Organizations with resources have more of a cushion to compensate for becoming consumed with their own internal dynamics. Whatever the political decision-making problems the US currently faces, it is still the richest and most powerful nation-state in the history of the state system. It isn’t a good thing that we can’t seem to make crucial decisions about priorities, but it’s drastically worse for OWS.
The organization is caught in something of a trap. Without a plausible means of satisfying its amorphous demands or at least realizing a goal that would allow it to “declare victory and go home,” it must stay within its camps to maintain the infrastructure and media attention it has built. But the logistical costs inherent in maintaining the infrastructure indefinitely are fearsome. And although it uses public land, the movement cannot expect the public, however sympathetic to their aims, to allow a disruptive presence to remain in perpetuity—especially if the disruption imposes basic quality of life costs.

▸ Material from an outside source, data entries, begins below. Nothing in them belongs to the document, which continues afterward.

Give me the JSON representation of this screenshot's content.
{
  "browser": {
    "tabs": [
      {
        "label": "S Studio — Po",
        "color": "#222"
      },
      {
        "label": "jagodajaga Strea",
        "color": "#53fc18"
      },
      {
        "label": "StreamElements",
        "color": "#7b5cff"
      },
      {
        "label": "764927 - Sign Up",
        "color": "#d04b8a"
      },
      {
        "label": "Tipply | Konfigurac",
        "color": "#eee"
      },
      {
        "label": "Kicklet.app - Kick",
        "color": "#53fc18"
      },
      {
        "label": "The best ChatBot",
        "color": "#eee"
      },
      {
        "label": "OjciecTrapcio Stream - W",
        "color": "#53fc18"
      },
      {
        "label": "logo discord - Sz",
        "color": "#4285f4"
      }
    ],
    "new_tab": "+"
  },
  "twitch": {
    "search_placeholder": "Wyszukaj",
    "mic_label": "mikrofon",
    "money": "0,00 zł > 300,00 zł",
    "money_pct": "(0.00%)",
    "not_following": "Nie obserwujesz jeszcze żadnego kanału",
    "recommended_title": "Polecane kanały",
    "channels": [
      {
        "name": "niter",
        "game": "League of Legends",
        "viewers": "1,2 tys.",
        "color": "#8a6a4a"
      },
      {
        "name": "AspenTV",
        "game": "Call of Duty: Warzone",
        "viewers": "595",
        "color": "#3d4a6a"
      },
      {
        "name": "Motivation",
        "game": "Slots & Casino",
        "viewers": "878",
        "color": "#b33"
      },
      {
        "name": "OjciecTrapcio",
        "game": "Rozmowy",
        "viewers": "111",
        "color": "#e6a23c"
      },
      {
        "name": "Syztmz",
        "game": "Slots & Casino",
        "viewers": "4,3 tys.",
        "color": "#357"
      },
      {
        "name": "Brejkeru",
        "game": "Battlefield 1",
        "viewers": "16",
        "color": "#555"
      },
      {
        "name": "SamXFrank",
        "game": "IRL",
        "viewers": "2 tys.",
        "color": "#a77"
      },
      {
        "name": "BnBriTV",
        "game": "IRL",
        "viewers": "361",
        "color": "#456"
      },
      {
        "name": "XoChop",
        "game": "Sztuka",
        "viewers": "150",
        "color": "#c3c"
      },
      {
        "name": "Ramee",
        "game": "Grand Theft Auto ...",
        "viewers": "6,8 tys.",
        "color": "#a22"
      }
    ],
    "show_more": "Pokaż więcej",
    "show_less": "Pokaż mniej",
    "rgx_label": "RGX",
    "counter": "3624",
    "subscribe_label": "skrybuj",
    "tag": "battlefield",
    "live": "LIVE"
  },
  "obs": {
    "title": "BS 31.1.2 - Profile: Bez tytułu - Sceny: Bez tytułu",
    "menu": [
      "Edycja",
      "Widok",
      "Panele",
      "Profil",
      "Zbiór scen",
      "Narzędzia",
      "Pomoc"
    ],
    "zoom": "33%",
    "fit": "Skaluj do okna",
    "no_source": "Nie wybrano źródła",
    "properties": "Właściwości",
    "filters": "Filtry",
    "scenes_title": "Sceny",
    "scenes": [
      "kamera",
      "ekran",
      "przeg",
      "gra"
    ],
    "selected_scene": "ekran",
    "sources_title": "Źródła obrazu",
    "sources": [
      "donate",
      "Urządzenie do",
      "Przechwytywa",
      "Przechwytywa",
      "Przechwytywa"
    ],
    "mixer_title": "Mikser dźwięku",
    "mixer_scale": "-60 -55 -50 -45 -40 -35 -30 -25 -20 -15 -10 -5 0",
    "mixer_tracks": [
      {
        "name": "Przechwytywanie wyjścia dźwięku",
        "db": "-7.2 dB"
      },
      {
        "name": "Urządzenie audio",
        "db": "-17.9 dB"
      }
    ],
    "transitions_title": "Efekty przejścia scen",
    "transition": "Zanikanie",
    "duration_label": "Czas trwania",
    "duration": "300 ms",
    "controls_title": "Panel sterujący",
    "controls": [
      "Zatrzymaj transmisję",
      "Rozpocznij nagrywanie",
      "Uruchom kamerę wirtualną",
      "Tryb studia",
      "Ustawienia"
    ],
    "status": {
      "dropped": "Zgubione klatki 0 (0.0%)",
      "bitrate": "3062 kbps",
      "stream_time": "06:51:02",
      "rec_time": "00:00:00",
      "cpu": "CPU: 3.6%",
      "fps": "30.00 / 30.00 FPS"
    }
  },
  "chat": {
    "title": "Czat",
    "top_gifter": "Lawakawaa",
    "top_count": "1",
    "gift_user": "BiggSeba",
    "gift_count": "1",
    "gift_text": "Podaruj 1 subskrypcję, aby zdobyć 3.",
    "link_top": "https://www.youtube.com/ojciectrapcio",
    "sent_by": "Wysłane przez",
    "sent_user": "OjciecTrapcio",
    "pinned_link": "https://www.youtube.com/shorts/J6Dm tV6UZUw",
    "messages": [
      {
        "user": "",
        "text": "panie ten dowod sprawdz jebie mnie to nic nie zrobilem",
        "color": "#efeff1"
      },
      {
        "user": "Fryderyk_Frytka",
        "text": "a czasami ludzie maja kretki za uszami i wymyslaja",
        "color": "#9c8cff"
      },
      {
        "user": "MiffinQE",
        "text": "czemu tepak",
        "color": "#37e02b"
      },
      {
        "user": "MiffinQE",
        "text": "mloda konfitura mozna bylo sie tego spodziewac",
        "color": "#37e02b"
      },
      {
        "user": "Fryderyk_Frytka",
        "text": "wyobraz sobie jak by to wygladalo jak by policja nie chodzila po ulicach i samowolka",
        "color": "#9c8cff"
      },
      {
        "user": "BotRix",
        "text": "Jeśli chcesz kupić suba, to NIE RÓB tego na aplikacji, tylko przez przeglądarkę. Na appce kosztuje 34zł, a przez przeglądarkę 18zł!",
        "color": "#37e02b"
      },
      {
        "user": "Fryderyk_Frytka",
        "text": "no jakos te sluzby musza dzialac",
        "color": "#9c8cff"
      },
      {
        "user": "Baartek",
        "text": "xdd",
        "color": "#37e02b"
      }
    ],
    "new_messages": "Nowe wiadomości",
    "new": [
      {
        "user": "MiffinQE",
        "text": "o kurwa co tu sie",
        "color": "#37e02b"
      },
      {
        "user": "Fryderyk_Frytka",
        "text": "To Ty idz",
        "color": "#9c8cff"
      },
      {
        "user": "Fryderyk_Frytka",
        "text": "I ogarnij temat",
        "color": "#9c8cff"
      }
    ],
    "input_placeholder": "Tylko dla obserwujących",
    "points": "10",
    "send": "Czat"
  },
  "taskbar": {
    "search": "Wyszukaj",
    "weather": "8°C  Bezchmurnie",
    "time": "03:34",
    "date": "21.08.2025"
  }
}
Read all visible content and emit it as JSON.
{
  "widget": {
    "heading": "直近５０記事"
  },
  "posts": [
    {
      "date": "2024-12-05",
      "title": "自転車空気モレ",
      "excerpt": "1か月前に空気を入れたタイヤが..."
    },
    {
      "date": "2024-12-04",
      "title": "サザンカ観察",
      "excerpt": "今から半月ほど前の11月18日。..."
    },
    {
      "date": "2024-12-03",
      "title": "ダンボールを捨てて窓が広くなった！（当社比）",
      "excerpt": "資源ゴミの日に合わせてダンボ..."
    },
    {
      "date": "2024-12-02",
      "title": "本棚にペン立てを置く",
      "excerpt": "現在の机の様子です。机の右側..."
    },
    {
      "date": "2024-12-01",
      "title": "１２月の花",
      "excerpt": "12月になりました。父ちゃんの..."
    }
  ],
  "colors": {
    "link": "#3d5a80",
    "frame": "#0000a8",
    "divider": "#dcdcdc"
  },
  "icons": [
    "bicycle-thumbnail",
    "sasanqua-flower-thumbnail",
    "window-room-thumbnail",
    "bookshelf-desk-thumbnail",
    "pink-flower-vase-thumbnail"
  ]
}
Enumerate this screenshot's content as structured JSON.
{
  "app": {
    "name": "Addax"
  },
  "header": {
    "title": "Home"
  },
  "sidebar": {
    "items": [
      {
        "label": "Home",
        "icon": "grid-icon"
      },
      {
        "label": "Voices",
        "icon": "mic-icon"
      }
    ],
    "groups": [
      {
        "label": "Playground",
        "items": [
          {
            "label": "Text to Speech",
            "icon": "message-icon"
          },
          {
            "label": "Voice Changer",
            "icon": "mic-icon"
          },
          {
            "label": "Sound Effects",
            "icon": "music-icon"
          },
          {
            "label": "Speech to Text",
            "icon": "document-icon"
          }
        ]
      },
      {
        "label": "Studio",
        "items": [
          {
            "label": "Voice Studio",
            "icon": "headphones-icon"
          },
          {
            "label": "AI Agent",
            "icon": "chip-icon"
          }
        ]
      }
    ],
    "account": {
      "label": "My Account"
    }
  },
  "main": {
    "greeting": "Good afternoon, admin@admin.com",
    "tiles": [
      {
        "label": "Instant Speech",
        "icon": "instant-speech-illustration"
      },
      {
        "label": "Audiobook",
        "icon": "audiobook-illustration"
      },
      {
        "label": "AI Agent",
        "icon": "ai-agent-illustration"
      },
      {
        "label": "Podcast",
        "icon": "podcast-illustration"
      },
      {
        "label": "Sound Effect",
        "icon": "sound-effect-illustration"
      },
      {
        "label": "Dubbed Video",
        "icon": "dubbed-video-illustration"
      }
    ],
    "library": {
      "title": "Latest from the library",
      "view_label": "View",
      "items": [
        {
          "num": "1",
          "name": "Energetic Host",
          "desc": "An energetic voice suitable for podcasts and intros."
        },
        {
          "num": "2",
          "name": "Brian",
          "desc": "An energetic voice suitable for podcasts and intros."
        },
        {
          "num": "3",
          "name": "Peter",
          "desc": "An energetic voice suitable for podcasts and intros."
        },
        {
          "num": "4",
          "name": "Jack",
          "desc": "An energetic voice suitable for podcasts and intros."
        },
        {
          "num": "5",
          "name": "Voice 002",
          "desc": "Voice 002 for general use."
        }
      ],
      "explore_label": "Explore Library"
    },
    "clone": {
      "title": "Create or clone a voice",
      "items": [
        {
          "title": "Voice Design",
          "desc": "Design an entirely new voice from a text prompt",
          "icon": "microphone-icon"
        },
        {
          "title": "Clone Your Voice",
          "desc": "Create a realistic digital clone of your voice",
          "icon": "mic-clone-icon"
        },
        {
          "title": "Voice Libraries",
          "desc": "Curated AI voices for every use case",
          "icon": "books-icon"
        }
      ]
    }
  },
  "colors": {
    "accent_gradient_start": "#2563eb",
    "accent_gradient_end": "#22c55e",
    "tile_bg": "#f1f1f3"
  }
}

OWS isn’t a general strike; it doesn’t seek to inconvenience state or society to the degree that either demands must be met or violence must be employed. The presence of the occupation itself becomes the problem to be dealt with, just as the costs of maintenance (ideological, social, and material) mount to the extent that they will inevitably devour the movement. To circle around a bit, my sense is that in the broadest terms Loomis, Yglesias, and Klein are right about the usefulness of state violence for the OWS protest. From the point of view of an ideological sympathizer, the worst outcome was for OWS to slowly fade away over the course of winter, perhaps with a mild revitalization as the weather grew warmer, but never regaining the degree of energy and excitement on display in its first weeks. State violence takes care of these problems, while also providing a necessary rejuvenation of ideological energy.